NN: Yes. So there was a big opening, which I didn’t go to because I thought a lot of ayatollahs would be there. Two days after the opening, the Islamic Republican newspaper came out against the show. The gist of the article was that I’m anti-Islam, anti-Khomeini, anti-revolution. How I came from the United States, a bad place, and the revolution had embraced me, and I had betrayed the revolution. And that was really bad. This was the first article post-revolution against any artist in Iran!

A friend of mine called me and asked: “Have you seen the paper?”

I said, “No I haven’t.”

He said: “Go get it. Read it. Do not talk to anybody, don’t do an interview with anybody, and get out of the country as soon as you can.”

So I got the paper. I couldn’t believe it. So that was it. The director of the museum called me and I went there and I saw that most of the paintings where there was a depiction of Khomeini and other mullahs had been taken down and turned to face the wall. The director told me that fifty or sixty people had come to the museum and censored the paintings.

I offered to send a letter to the editor of the Islamic Republican but he begged me not to. He said: “Don’t do it! We don’t want any more fights because their plan is to capture the museum by saying it is anti-revolution.”

So the week after, I left Iran, and left all the paintings in the museum. I left at 9:00 am on September 22, 1980, to fly to Germany and that afternoon Iraq bombed the airport.

 

DP: You barely escaped!

 

‘Even Iranian artists working outside of the country are often hesitant because. This government, they have such a power that they control you here. Because if you do something, you cannot see your mother, your sister, your brother. That’s the punishment.’

NN: Amazing. So that was how I came back to the United States.

 

DP: Tensions between Iran and the United States are once again at a fever pitch. Do you feel like this is making its way into your work? And how do you see other Iranian artists responding?

 

NN: It will take some time for what’s happening now to make it into my painting. It is not going to happen right away. Maybe there is a hint, like there will be something in the next painting. In terms of artists in Iran—they are trying, at least the new generation, to be more aware and more political but they also know the condition in Iran, they know they would never be able to show any painting if there is something even remotely criticizing the situation.
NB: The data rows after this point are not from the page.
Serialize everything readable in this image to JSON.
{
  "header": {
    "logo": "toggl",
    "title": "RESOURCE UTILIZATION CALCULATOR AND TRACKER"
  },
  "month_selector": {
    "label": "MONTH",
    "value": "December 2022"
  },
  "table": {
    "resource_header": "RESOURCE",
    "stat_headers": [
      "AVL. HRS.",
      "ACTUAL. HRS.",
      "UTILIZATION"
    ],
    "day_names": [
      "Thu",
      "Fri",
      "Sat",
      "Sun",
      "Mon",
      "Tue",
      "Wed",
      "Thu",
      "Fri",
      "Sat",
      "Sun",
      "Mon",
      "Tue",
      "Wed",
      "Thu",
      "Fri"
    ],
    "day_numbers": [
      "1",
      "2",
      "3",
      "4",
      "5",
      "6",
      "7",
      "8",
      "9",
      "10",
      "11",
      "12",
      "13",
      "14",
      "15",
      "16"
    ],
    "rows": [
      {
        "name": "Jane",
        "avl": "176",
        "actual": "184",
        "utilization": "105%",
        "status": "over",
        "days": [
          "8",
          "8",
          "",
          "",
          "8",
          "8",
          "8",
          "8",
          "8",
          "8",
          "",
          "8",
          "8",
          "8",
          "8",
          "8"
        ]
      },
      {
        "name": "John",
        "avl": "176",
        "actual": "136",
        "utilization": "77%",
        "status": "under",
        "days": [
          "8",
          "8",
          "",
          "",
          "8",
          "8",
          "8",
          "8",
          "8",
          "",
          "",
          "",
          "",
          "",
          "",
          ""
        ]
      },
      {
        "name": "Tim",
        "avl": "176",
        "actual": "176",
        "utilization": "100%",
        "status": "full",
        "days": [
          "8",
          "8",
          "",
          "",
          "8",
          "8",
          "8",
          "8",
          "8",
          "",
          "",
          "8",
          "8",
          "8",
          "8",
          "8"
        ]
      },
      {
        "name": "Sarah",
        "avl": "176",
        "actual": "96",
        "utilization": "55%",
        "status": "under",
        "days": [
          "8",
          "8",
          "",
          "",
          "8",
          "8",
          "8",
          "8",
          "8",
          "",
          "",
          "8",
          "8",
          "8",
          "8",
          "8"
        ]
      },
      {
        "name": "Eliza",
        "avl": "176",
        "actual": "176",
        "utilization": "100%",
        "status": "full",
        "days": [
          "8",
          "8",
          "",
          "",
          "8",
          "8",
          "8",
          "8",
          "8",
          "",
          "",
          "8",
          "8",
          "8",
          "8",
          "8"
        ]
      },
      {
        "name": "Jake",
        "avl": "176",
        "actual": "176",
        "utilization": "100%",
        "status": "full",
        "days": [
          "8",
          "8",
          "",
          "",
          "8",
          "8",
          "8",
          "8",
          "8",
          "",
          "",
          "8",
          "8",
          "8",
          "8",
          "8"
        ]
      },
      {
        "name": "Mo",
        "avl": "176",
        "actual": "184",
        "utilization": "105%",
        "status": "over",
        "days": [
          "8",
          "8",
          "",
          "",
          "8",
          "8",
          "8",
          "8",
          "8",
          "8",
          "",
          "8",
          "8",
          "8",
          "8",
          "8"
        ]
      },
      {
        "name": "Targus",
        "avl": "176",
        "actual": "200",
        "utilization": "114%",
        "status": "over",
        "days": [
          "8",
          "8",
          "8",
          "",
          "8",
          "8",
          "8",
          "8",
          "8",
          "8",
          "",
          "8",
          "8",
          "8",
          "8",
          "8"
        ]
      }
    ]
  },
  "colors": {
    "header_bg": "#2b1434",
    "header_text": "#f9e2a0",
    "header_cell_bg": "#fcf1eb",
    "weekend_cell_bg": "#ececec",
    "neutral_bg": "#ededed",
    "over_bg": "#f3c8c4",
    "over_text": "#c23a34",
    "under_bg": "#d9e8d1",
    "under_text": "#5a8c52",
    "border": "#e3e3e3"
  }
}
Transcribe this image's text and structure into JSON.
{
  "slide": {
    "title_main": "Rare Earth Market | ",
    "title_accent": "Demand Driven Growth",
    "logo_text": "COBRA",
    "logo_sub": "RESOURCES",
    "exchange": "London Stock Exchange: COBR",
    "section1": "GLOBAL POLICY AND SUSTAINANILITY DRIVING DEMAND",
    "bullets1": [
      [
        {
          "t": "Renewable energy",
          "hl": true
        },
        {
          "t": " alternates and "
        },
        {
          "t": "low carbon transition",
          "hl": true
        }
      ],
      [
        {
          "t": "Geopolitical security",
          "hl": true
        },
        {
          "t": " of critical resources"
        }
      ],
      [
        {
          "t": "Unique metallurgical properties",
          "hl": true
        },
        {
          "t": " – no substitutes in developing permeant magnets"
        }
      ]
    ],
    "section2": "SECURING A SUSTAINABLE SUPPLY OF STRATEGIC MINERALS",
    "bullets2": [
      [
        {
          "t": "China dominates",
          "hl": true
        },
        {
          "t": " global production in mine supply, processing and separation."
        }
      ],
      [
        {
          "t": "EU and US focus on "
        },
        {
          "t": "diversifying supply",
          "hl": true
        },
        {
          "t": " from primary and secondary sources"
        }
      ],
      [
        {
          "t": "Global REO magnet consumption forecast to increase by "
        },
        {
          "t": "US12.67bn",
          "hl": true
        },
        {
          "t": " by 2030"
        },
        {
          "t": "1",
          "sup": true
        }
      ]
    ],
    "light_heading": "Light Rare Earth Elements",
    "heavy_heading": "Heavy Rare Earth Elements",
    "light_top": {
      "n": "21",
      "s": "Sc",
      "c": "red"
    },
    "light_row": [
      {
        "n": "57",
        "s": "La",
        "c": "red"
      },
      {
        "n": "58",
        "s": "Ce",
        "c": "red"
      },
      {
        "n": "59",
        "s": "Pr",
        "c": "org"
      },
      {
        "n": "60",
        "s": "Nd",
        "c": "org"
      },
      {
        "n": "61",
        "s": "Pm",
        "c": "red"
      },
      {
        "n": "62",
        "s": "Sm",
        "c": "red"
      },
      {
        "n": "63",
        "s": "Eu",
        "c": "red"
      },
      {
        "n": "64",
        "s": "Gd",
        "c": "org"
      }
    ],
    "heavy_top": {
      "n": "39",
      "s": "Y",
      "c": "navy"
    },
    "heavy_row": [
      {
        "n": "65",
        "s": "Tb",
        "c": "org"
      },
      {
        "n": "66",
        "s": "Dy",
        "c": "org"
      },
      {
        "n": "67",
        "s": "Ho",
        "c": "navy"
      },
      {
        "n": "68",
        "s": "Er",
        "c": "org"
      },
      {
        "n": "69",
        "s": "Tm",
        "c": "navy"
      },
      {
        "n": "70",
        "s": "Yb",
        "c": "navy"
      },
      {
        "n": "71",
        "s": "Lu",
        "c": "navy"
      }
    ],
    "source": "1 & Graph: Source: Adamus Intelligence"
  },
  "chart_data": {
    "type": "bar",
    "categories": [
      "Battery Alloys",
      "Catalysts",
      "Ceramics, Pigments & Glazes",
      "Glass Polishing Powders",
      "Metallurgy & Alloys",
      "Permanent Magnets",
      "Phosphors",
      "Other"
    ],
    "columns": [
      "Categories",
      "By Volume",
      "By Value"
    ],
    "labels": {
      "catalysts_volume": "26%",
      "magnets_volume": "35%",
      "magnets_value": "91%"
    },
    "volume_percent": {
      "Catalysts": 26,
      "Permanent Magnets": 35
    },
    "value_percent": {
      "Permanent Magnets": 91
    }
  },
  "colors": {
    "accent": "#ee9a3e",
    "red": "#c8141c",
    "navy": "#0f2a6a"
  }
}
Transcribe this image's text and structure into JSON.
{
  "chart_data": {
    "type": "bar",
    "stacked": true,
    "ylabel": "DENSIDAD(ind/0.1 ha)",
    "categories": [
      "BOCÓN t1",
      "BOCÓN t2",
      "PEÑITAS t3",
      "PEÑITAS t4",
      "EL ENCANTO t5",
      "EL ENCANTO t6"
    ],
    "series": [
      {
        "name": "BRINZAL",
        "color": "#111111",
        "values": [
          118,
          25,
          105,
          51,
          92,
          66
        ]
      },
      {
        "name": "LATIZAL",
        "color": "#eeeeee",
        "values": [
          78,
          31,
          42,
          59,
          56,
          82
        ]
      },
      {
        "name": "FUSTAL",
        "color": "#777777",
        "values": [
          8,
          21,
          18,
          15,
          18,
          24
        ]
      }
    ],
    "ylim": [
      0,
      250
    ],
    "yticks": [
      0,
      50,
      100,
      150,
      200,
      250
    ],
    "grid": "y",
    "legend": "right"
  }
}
Even Iranian artists working outside of the country are often hesitant because they still want to be able to go to Iran. This government, they have such a power that they control you here. You’re sitting here, you’re not allowed to do anything. Because if you do something, you cannot see your mother, your sister, your brother. That’s the punishment.

 

DP: How long has it been since you’ve seen your family?

 

NN: You know, my mother died in 2009. And I was ready to go. And she begged me not to go to see her. She said: “Don’t come. I don’t want you to come.” My sister died last year, I couldn’t see her. I could have a better life in Iran. I know my friends, they have a house. I don’t have anything. This is not mine; I pay for the rent. This is the situation. It’s been all these years and I’m lucky that I’m here, I can work, I can sell some paintings, and can live. There are people in Iran that don’t have that right, they cannot do it. So what do you do? Because I’m really telling all the people, especially Middle Eastern artists, that they should commit themselves to the social world. If you do painting, you have to say something.